Тем временем Дэн тоже считал дни и недели до августа, когда ему предстояло освободиться. Его не ждали ни свадебные колокола, ни праздничная музыка, ни приветствия друзей; не было у него и никаких радужных перспектив; не предстояло ему и счастливое возвращение домой. Однако его успехи были гораздо больше, чем успехи Ната, хотя только Бог и один добрый человек видели это. Он с огромным трудом победил в ужасной битве, но было ясно, что даже если внутренние и внешние враги продолжат атаковать его на жизненном пути, впредь ему будет легче, ведь он уже нашел маленький путеводитель, который нес на груди Христиан, а Любовь, Раскаяние и Молитва, три дорогие сестры, дали ему надежные доспехи. Он еще не научился носить эти доспехи и жаловался на их тяжесть, однако уже начинал ценить их, благодаря верному другу, который поддерживал его на протяжении всего этого мучительного года.
Скоро ему предстояло снова стать свободным, пусть усталым и раненым в битве, но среди других людей, под благословенным ярким солнцем, на благословенном свежем воздухе.

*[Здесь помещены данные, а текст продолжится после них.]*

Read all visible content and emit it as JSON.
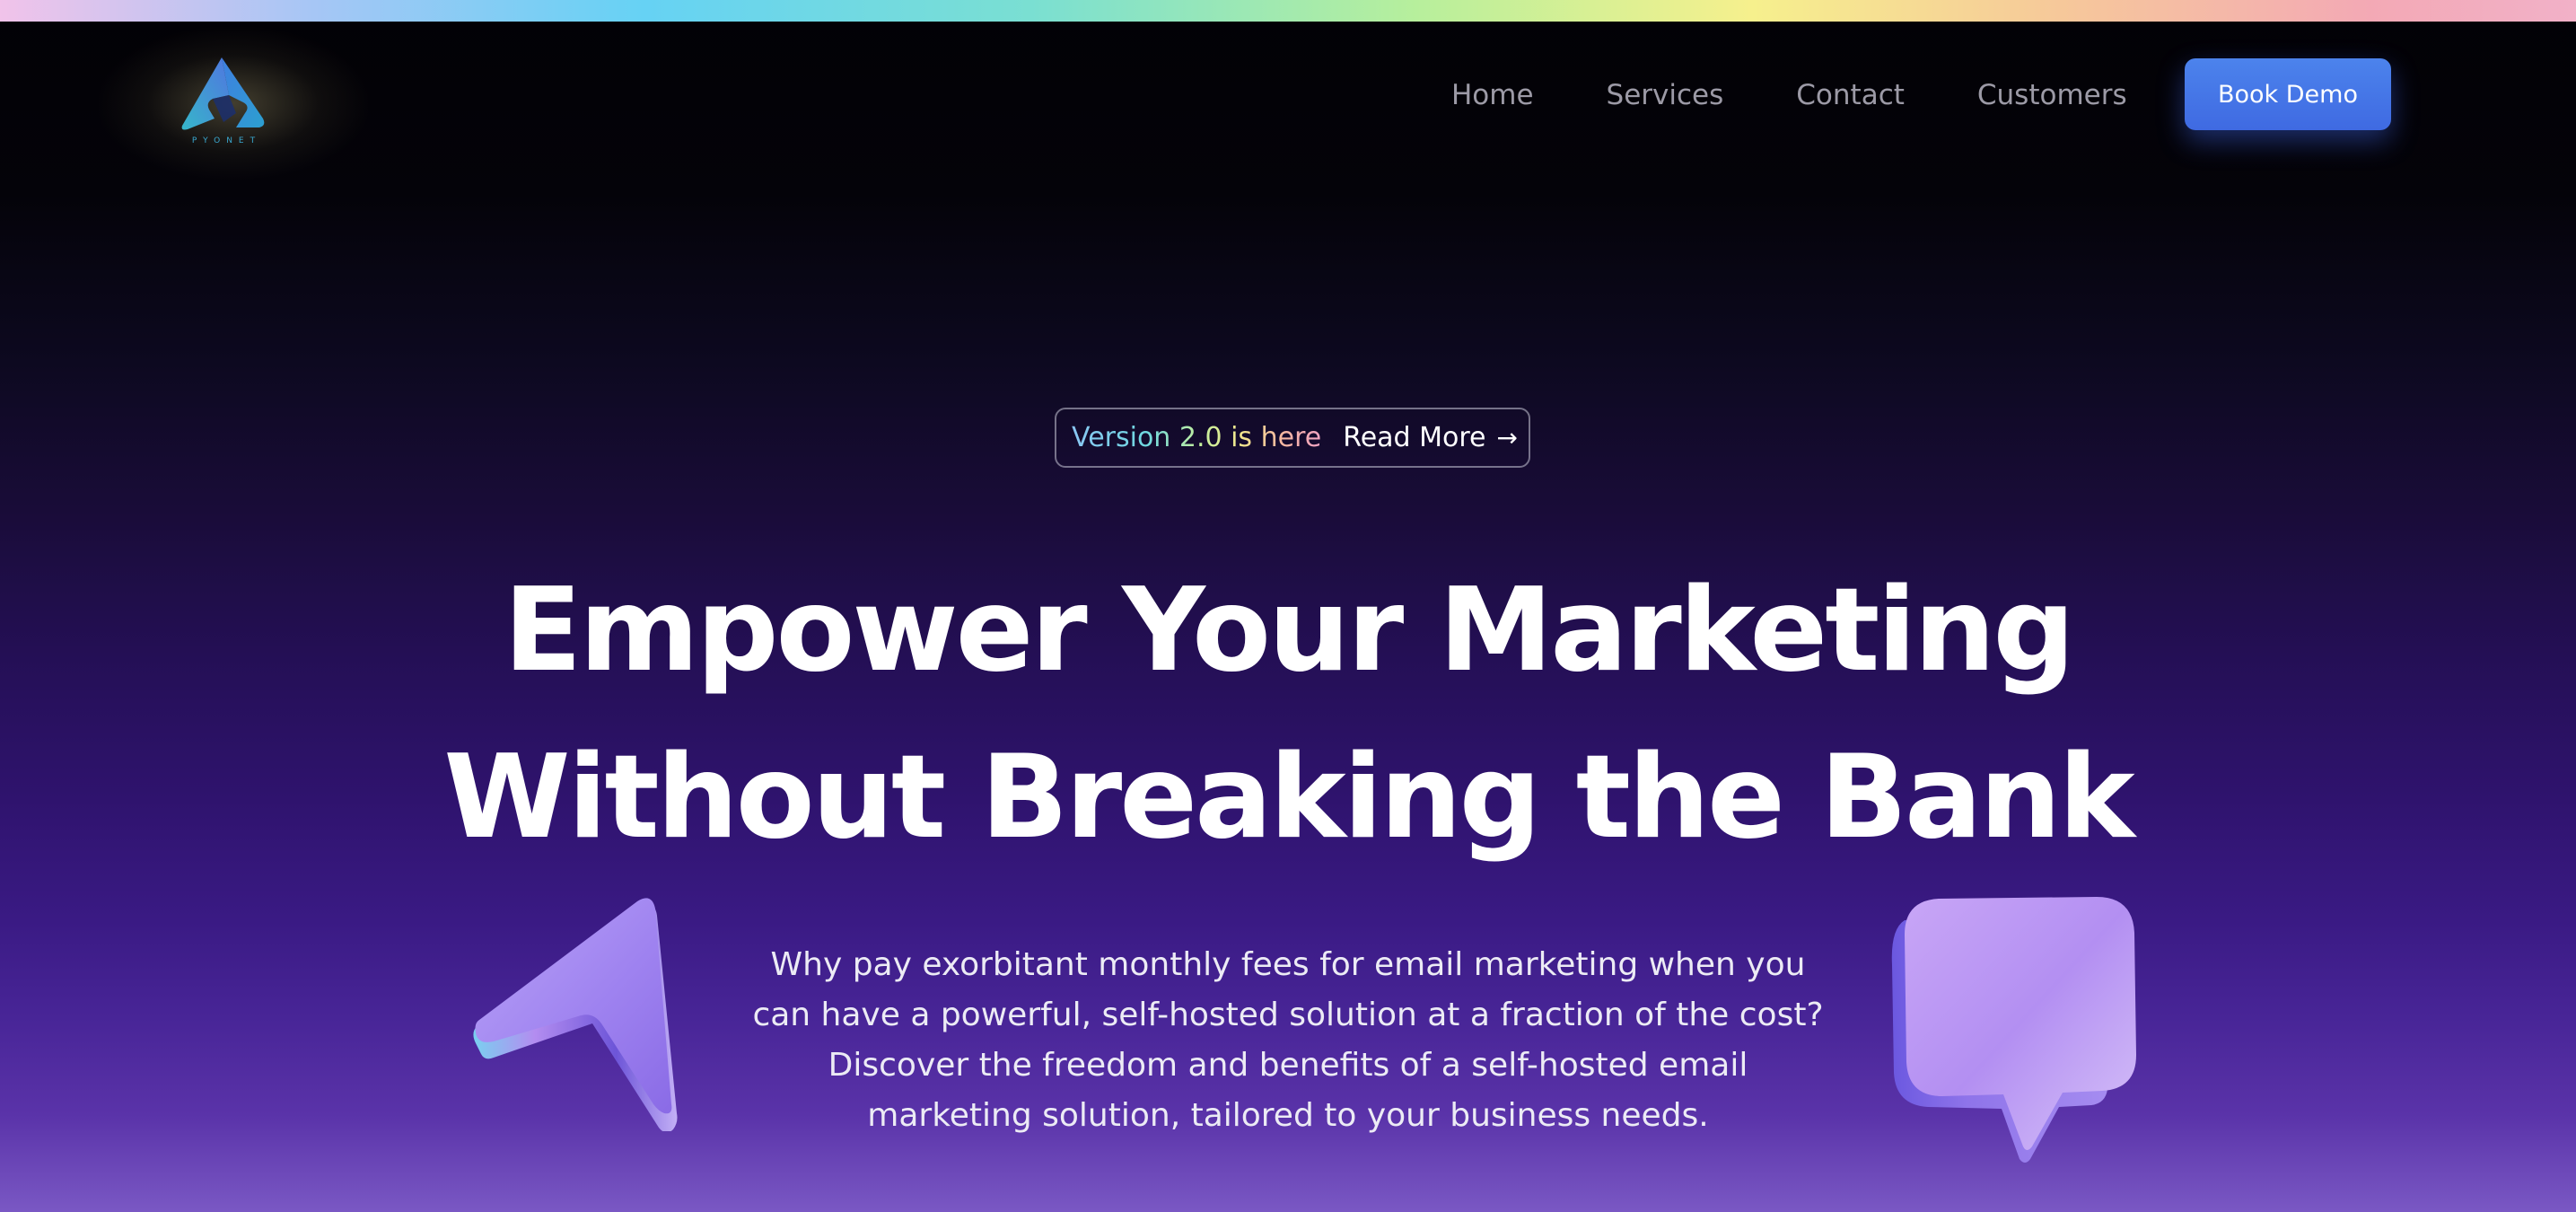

Когда Дэн думал об этом, ему казалось, что он не в силах ждать; он должен вырваться из этой тесной камеры и улететь, как майские мухи[251]

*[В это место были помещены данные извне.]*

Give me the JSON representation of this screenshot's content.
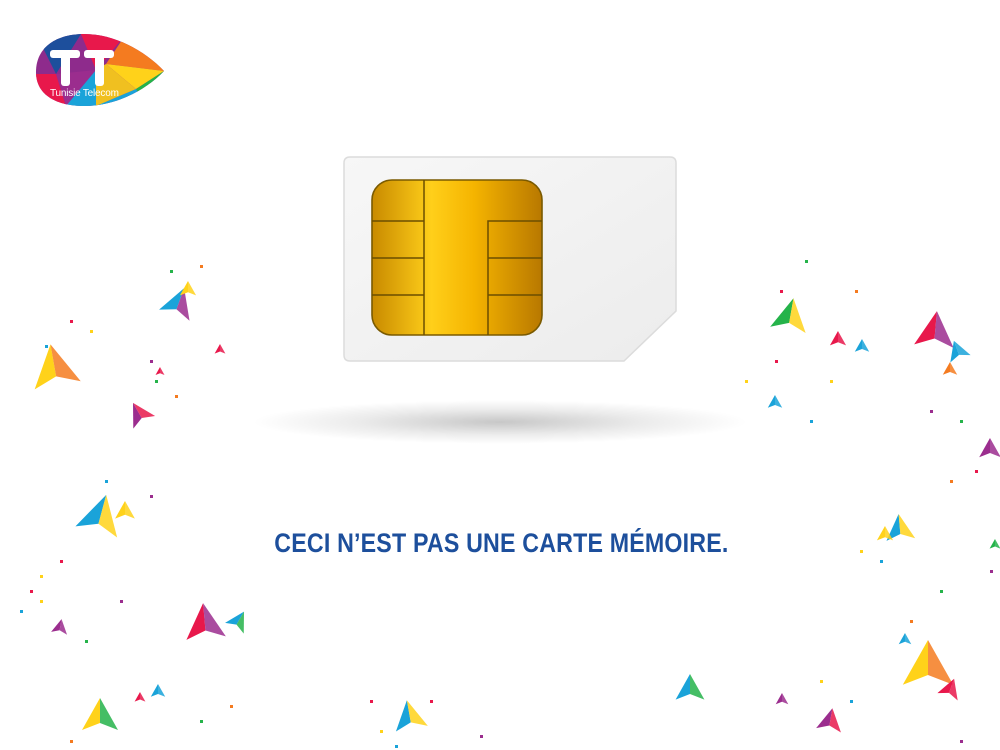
{
  "brand": {
    "logo_letters": "TT",
    "logo_name": "Tunisie Telecom"
  },
  "slogan": "CECI N’EST PAS UNE CARTE MÉMOIRE.",
  "colors": {
    "slogan": "#1d4f9c",
    "chip_gold": "#f0b000",
    "sim_white": "#f4f4f4",
    "confetti": [
      "#e8184b",
      "#ffd21a",
      "#1aa3d9",
      "#9b2d8e",
      "#25b34a",
      "#f47b20"
    ]
  },
  "icons": {
    "logo": "tunisie-telecom-logo-icon",
    "sim": "sim-card-icon",
    "chip": "sim-chip-icon",
    "decor": "confetti-triangle-icon"
  }
}
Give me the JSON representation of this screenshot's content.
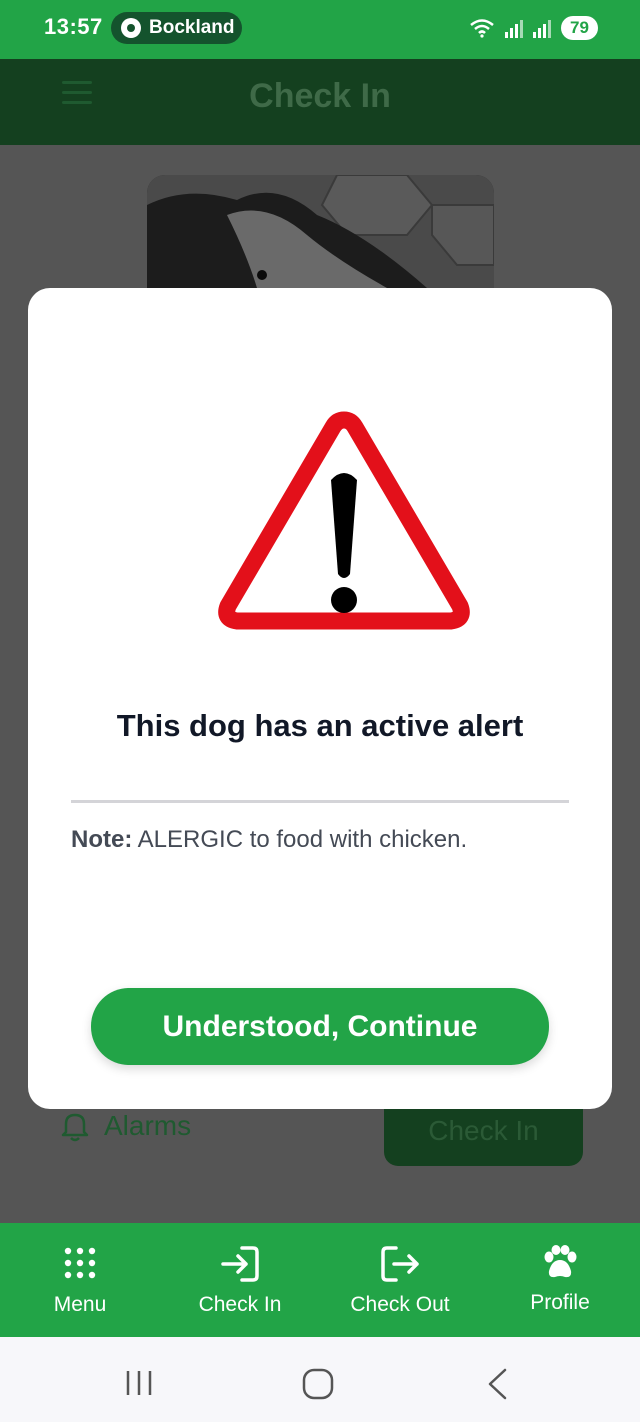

, которые – когда-то он наблюдал за ними у ручья – покидают свои каменные гробы, чтобы влезть на папоротники и взмыть в небо. Каждую ночь он убаюкивал себя тем, что строил планы: как и когда он исполнит свое обещание и встретится с Мэри Мейсон, как направится прямо к своим старым друзьям, индейцам, и в прериях скроет свой позор и залечит раны. Труд ради спасения многих искупит грех убийства одного, думал он, а свободная жизнь на природе оградит от искушений, осаждавших его в больших городах.– Со временем, когда все у меня наладится и я сделаю что-нибудь такое, о чем мне не будет стыдно рассказать, я поеду домой, – сказал он себе, чувствуя, как быстро забилось при этих словах его мятежное сердце, которое так горячо желало оказаться в Пламфильде, что смирить его Дэну было не легче, чем самую упрямую из диких лошадей, которых он объезжал в прериях. – Но сначала я должен прийти в себя. Они увидят и почувствуют отпечаток, наложенный на меня тюрьмой, если я поеду к ним сейчас, а я не смог бы взглянуть им в глаза и скрыть правду. Я не могу потерять любовь Теда, доверие мамы Баэр, уважение девушек – ведь они действительно уважали меня, за силу, во всяком случае, но теперь им было бы противно ко мне притронуться. – И бедный Дэн с содроганием взглянул на свою смуглую руку, которую невольно сжал в кулак, когда вспомнил, что сделала она с тех пор, как в ней доверчиво лежала одна маленькая белая ручка. – Я еще заставлю их гордиться мной. Никто никогда не узнает, как я провел этот ужасный год. Я могу смыть свой позор, и видит Бог, я его смою! – И сжатая в кулак рука поднялась, словно он приносил торжественную клятву, что наверстает потерянный год, если только решимость и раскаяние способны творить чудеса.